The primary outcome of the study was the rate of cesarean delivery. Secondary maternal outcomes included duration of induction-to-delivery interval, occurrence of tachysystole, clinical chorioamnionitis, need for operative vaginal delivery, and a compositive of maternal morbidity. Second neonatal outcomes included need for neonatal intensive care unit admission, transient tachypnea in the newborn, respiratory distress syndrome, meconium aspiration syndrome, culture-proven sepsis, neonatal seizures, and a composite of neonatal morbidity.

A total of 113 women were treated with a Foley balloon and misoprostol and 123 with misoprostol alone. The rate of cesarean delivery was similar between the two groups: 45% vs 43%, P = 0.84; relative risk [RR]: 1.03, 95% CI; 0.75 to 1.42). Occurrence of tachysystole resulting in fetal heart rate abnormalities also did not differ between the two groups: 8.8% vs 16.2%; P = 0.09, RR: 0.54, 95% CI: 0.27 to 1.11).

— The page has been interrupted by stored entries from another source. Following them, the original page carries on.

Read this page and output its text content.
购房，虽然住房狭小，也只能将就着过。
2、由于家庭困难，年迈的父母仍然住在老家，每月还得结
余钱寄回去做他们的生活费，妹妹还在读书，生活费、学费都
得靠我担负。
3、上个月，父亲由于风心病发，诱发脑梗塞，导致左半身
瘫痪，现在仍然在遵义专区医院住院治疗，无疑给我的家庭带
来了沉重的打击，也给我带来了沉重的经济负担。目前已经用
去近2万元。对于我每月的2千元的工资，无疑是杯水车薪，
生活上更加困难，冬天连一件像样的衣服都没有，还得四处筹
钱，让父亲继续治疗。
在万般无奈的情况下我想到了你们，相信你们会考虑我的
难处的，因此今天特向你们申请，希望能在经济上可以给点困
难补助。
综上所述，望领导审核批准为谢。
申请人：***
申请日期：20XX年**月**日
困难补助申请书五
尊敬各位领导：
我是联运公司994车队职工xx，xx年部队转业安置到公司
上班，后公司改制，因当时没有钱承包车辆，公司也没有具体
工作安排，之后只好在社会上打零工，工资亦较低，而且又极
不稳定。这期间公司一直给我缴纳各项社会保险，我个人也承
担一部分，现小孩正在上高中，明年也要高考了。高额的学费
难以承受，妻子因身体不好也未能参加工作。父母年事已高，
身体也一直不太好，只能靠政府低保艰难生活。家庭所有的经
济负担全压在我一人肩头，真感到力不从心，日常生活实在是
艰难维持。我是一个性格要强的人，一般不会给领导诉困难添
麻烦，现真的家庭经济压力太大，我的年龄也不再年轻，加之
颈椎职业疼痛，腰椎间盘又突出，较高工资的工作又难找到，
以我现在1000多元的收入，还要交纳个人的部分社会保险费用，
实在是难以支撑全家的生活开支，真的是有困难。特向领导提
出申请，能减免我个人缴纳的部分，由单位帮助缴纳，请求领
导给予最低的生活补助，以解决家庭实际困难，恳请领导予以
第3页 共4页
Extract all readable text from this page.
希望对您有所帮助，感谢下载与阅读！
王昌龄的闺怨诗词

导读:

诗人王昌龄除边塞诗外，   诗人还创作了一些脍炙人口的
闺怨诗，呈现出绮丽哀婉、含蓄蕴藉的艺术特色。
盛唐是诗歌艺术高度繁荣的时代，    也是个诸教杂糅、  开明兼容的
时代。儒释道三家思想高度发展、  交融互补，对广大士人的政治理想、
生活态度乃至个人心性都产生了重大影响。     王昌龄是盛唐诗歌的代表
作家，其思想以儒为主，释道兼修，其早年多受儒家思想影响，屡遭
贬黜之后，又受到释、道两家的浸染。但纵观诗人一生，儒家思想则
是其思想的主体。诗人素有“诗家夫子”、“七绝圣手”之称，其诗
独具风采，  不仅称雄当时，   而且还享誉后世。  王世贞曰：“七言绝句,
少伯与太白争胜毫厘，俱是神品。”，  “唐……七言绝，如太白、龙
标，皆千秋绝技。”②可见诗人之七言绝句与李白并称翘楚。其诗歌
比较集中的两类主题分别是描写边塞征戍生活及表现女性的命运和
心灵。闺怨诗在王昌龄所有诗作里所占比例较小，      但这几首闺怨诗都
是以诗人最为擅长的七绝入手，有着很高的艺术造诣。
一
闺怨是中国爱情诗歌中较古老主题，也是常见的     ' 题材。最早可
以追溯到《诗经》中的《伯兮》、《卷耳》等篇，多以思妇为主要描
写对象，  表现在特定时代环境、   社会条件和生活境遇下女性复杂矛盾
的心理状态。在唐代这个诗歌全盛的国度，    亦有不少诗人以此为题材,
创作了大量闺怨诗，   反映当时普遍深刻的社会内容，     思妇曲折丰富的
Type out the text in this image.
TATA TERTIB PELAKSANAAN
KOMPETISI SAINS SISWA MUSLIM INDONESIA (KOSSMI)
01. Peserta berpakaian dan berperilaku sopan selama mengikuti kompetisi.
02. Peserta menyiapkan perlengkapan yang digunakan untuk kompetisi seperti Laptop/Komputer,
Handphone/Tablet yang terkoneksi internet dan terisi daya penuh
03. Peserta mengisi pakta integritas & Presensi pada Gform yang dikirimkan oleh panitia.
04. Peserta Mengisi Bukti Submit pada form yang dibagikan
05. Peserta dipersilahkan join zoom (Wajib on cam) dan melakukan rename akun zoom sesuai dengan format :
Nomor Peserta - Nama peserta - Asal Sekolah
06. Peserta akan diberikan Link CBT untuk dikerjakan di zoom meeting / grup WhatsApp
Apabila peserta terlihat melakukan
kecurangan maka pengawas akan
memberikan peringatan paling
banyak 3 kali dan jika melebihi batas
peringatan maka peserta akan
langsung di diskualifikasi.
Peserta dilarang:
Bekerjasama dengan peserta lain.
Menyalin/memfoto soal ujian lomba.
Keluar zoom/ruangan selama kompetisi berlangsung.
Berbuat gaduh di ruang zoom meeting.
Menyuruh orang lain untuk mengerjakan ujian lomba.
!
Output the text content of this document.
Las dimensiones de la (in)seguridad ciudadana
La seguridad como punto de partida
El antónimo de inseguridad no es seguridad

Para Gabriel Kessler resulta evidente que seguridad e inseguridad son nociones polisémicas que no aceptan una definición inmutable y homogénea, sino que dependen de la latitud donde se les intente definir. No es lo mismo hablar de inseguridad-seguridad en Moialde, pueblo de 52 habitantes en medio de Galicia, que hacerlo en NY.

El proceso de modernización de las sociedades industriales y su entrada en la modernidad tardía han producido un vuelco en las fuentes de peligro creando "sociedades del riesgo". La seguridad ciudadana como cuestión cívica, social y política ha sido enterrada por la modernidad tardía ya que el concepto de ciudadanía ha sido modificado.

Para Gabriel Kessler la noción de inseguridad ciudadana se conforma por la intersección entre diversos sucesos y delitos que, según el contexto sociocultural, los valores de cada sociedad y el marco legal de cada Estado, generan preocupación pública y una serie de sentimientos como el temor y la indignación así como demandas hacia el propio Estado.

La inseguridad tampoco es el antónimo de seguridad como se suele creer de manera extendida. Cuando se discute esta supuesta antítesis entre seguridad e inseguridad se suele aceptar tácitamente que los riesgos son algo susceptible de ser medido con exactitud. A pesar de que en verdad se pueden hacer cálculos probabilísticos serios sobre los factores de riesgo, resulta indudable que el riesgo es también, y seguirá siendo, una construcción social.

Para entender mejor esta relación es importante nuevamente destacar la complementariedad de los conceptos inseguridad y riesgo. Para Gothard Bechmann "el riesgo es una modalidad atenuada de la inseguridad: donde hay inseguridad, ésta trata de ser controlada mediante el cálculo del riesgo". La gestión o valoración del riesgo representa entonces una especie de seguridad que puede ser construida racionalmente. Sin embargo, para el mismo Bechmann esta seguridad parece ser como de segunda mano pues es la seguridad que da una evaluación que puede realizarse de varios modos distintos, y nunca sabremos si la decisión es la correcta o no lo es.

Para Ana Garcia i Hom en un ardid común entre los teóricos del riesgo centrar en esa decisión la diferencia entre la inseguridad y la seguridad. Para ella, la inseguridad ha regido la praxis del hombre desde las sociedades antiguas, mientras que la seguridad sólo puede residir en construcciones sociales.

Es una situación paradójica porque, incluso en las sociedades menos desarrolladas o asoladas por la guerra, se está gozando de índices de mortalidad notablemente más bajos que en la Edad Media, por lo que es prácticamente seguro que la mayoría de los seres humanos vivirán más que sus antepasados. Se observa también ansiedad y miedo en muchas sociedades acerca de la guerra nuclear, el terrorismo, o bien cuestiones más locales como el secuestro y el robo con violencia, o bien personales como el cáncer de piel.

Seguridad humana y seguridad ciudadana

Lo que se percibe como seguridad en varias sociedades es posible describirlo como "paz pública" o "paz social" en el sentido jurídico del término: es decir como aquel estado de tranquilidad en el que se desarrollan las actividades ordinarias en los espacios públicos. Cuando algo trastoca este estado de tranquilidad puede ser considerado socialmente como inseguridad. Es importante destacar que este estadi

Total induction-to-delivery interval, too, was similar, regardless of method of delivery: 24.8 ± 13.8 vs 24.5 ± 14.0 hours, P = 0.87). The authors noted, however, a “marginally shorter” average duration of oxytocin infusion after cervical ripening was completed in the women in the combination group (7.4 ± 4.5 vs 8.6 ± 4.8 hours, P = 0.05), which results in a shorter overall duration of the first stage of labor (20 ± 2.6 vs 24.9 ± 5.9 hours, P < 0.01). But second-stage labor was longer in the combination group (1.43 ± 1.1 vs 1.15 ±0.5 hours, P < 0.01).

While acknowledging that low enrollment of eligible women was a major limitation of their study, the authors said that “the relative risk of [cesarean delivery] of 1.03 between the two groups made it unlikely that the addition of more study subjects would have significantly changed our findings.” Well-defined randomized trials in obese nulliparas with unfavorable cervices are needed, they believe, “comparing agents with similar pharmacokinetic and pharmacokinetic profiles, as well as clear definitions of efficacy and safety outcomes.”